Waltz has made famous collaborations with the Berlin operatic world. Daniel Barenboim commissioned him to stage Wagner's Tannhäuser for his famous Easter festival at the Staatsoper Unter den Linden. And his most iconic production is that of Dido

But going as far as the public does not know if the one who sings and dances is a singer or a dancer, as happens in this L'Orfeo with, for example, Luciana Mancini (Proserpina, Alex Rosen (Charon) or Konstantin Wolff (Pluto), is an unexpected artistic jolt. The great entente between singers and dancers makes them all a stage presence. This also allows us to delve into the relationship with nature, the central theme of L'Orfeo, that is, the cycle of life and death A movement that allows the use of archaic elements such as handkerchiefs, which appear here in ancient Greek festive dances, in a different way.

It is Waltz herself who has ensured that these singers adopt the choreography as their own. A work from two years prior to the Dutch premiere in 2014, together with the Spanish choreographer Antonio Ruz as repositor. In the same way, the moral heir to the German dance theater of Pina Bausch has launched her dancers to work on their voices and sing the choral parts, or at least those that are not out of tune. It is the ultimate goal of the dialogue between music and dance that has characterized the work of the German choreographer.
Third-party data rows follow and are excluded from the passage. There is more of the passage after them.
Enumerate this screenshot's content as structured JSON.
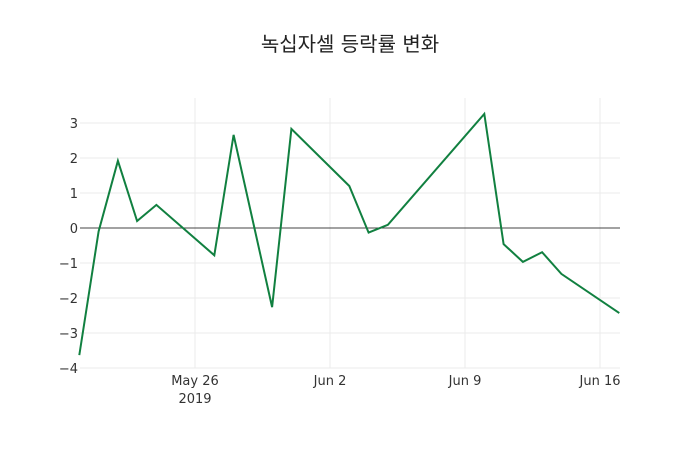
{
  "chart_data": {
    "type": "line",
    "title": "녹십자셀 등락률 변화",
    "xlabel": "",
    "ylabel": "",
    "x": [
      "2019-05-20",
      "2019-05-21",
      "2019-05-22",
      "2019-05-23",
      "2019-05-24",
      "2019-05-27",
      "2019-05-28",
      "2019-05-30",
      "2019-05-31",
      "2019-06-03",
      "2019-06-04",
      "2019-06-05",
      "2019-06-10",
      "2019-06-11",
      "2019-06-12",
      "2019-06-13",
      "2019-06-14",
      "2019-06-17"
    ],
    "series": [
      {
        "name": "등락률",
        "color": "#118040",
        "values": [
          -3.63,
          -0.1,
          1.92,
          0.2,
          0.66,
          -0.78,
          2.66,
          -2.26,
          2.83,
          1.2,
          -0.13,
          0.09,
          3.26,
          -0.46,
          -0.97,
          -0.69,
          -1.31,
          -2.43
        ]
      }
    ],
    "ylim": [
      -4,
      3.6
    ],
    "yticks": [
      3,
      2,
      1,
      0,
      -1,
      -2,
      -3,
      -4
    ],
    "ytick_labels": [
      "3",
      "2",
      "1",
      "0",
      "−1",
      "−2",
      "−3",
      "−4"
    ],
    "xticks": [
      {
        "date": "2019-05-26",
        "label": "May 26",
        "sublabel": "2019"
      },
      {
        "date": "2019-06-02",
        "label": "Jun 2",
        "sublabel": ""
      },
      {
        "date": "2019-06-09",
        "label": "Jun 9",
        "sublabel": ""
      },
      {
        "date": "2019-06-16",
        "label": "Jun 16",
        "sublabel": ""
      }
    ],
    "grid": true,
    "zero_line": true,
    "legend": "none"
  }
}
This is how the Real arrives at the middle of its season focused on the myth of Orpheus, the one that best embodies the essence of the opera itself. Philip Glass's was seen in September and Gluck's will go on stage in June. Monteverdi's has an outcome in keeping with the humanist tradition of the Renaissance, recalls Matabosch in the Real program. In the end, Orpheus is not dismembered by the Bacchae, but a deus-ex-machina, Apollo, descends from heaven to invite him to contemplate his beloved, forever, from the stars. An ending that puzzled some at the Real... but it is not a contemporary invention, but rather the composer's own coming out of an exhausted Renaissance and entering a Baroque as daring as it was emerging.